“The Classiest First Baseman in Organized Baseball”
By Bruce Ebert, Museum Services Assistant, and Diane Cripps, Curator of History, Portsmouth Museums
Portsmouth got to see Buck Leonard twice.
In 1932, during the Great Depression, Walter Fenner Leonard had lost his job putting brake cylinders on boxcars at the railroad shop in his home town of Rocky Mount, N.C. He was 25 with only an eighth-grade education because there were no high schools for African Americans in Rocky Mount when he was young. Shaped by his youth on the sandlot, and urged by manager Doc Daughtry of the Portsmouth Black Revels, he turned to the game as a way to make a living, playing for $15 a week.
In 1953, at age 46, he came back and wore the uniform of the racially integrated Portsmouth Merrimacs of the Piedmont League. He played 10 games, got 11 hits in 33 at-bats for a .333 batting average and, after two years of Mexican baseball, retired.

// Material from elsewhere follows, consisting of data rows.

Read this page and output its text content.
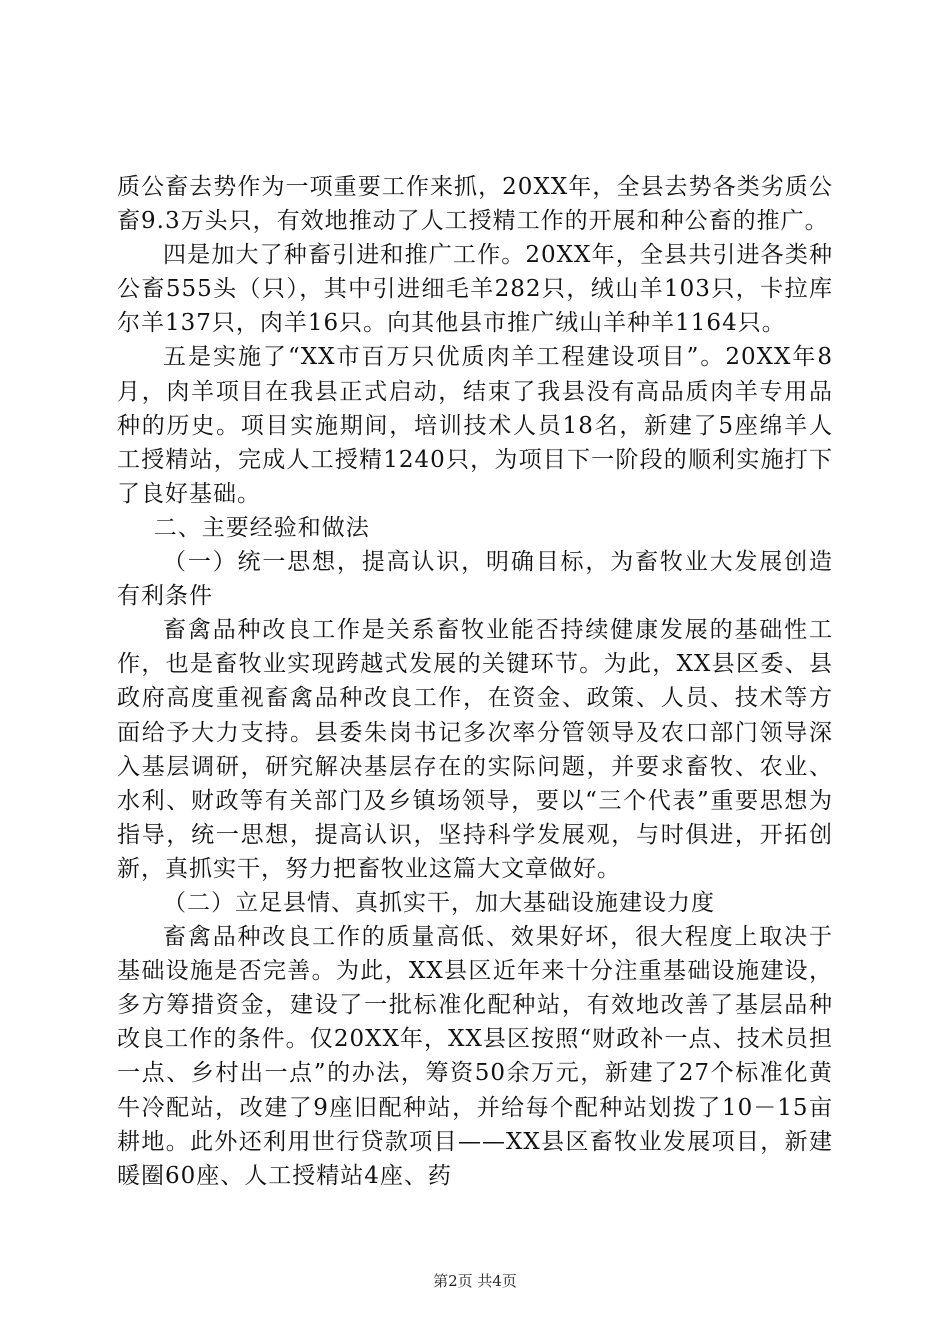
质公畜去势作为一项重要工作来抓，20XX年，全县去势各类劣质公畜9.3万头只，有效地推动了人工授精工作的开展和种公畜的推广。

四是加大了种畜引进和推广工作。20XX年，全县共引进各类种公畜555头（只），其中引进细毛羊282只，绒山羊103只，卡拉库尔羊137只，肉羊16只。向其他县市推广绒山羊种羊1164只。

五是实施了“XX市百万只优质肉羊工程建设项目”。20XX年8月，肉羊项目在我县正式启动，结束了我县没有高品质肉羊专用品种的历史。项目实施期间，培训技术人员18名，新建了5座绵羊人工授精站，完成人工授精1240只，为项目下一阶段的顺利实施打下了良好基础。

二、主要经验和做法

（一）统一思想，提高认识，明确目标，为畜牧业大发展创造有利条件

畜禽品种改良工作是关系畜牧业能否持续健康发展的基础性工作，也是畜牧业实现跨越式发展的关键环节。为此，XX县区委、县政府高度重视畜禽品种改良工作，在资金、政策、人员、技术等方面给予大力支持。县委朱岗书记多次率分管领导及农口部门领导深入基层调研，研究解决基层存在的实际问题，并要求畜牧、农业、水利、财政等有关部门及乡镇场领导，要以“三个代表”重要思想为指导，统一思想，提高认识，坚持科学发展观，与时俱进，开拓创新，真抓实干，努力把畜牧业这篇大文章做好。

（二）立足县情、真抓实干，加大基础设施建设力度

畜禽品种改良工作的质量高低、效果好坏，很大程度上取决于基础设施是否完善。为此，XX县区近年来十分注重基础设施建设，多方筹措资金，建设了一批标准化配种站，有效地改善了基层品种改良工作的条件。仅20XX年，XX县区按照“财政补一点、技术员担一点、乡村出一点”的办法，筹资50余万元，新建了27个标准化黄牛冷配站，改建了9座旧配种站，并给每个配种站划拨了10－15亩耕地。此外还利用世行贷款项目——XX县区畜牧业发展项目，新建暖圈60座、人工授精站4座、药

第2页 共4页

According to the Society for American Baseball Research, he was playing with a brace on his knee – but was still good enough to be voted Most Valuable Player in the Mexican Central League.
But with Buck Leonard, the real story was what he accomplished between his stints here in Portsmouth. Playing for the Pittsburgh-area Homestead Grays of the Negro National League he became known as “the Lou Gehrig of the Negro Leagues,” though, true to his modest and gentlemanly manner, said, “I didn’t think I ever measured up” to the comparison.
Still, the late baseball historian Ralph Berger said, as men of dignity and worthiness of personal respect “Gehrig and Leonard are, in essence, twins.”
In a 1981 Smithsonian News Service article (“The Negro Leagues: Gone, But Not Forgotten”), Leonard described the grueling pace teams endured to keep the underfinanced Black leagues afloat, playing almost every day during the season, and traveling constantly:
One year we played 210 ball games and travelled 30,000 miles by bus and train…Sometimes we played three times in one day. We’d play a doubleheader against a Black team at Yankee Stadium on a Sunday afternoon; then on Sunday night, we’d go out on Long Island and play a semi-pro white team.
Leonard was inducted in the Baseball Hall of Fame in 1972 and was later a finalist in the judging for Major League Baseball’s All-Century Team, even though the Negro Leagues at the time were not considered on equal footing with the National and American leagues. His 15 years with the Grays were the longest any player in the Negro Leagues had spent with any single team.
Statistically, analysts give the nod to Gehrig, whose lifetime batting average was .340 to Leonard’s .328 and whose slugging average was .632 compared to Leonard’s .532. “He probably was a better first-baseman” than Gehrig, Berger said.
Together with Homestead Grays, teammates Josh Gibson and Buck Leonard were called the “Thunder Twins” for the crashing sounds their bats sounded when crushing other teams’ pitches.
But for the prevailing fears and prejudices dominant in baseball in the early 1940s, Leonard and Gibson might have been in the majors. Both the Pittsburgh Pirates and Washington Senators reputedly made vague offers that were substantiated with specific terms. On what would have been, Leonard said, “I think they believed we could play major league baseball but everyone hated to be the first.”
Buck Leonard would have been much different from Jackie Robinson, who ultimately broke the color barrier in 1947 with the Brooklyn Dodgers. He told a writer he would have been happy to play ball but as for socializing with white players and insisting on rooming in the same hotels on the road, he didn’t see himself as an “agitator.”
After baseball, Leonard returned to the anonymity of Rocky Mount, working in a garage and finishing his high school diploma. According to the Smithsonian article, a few days before he attended a White House luncheon for those elected to the Hall of Fame, he said, “I never thought I would be honored like this.” He died in in 1997 at age 90.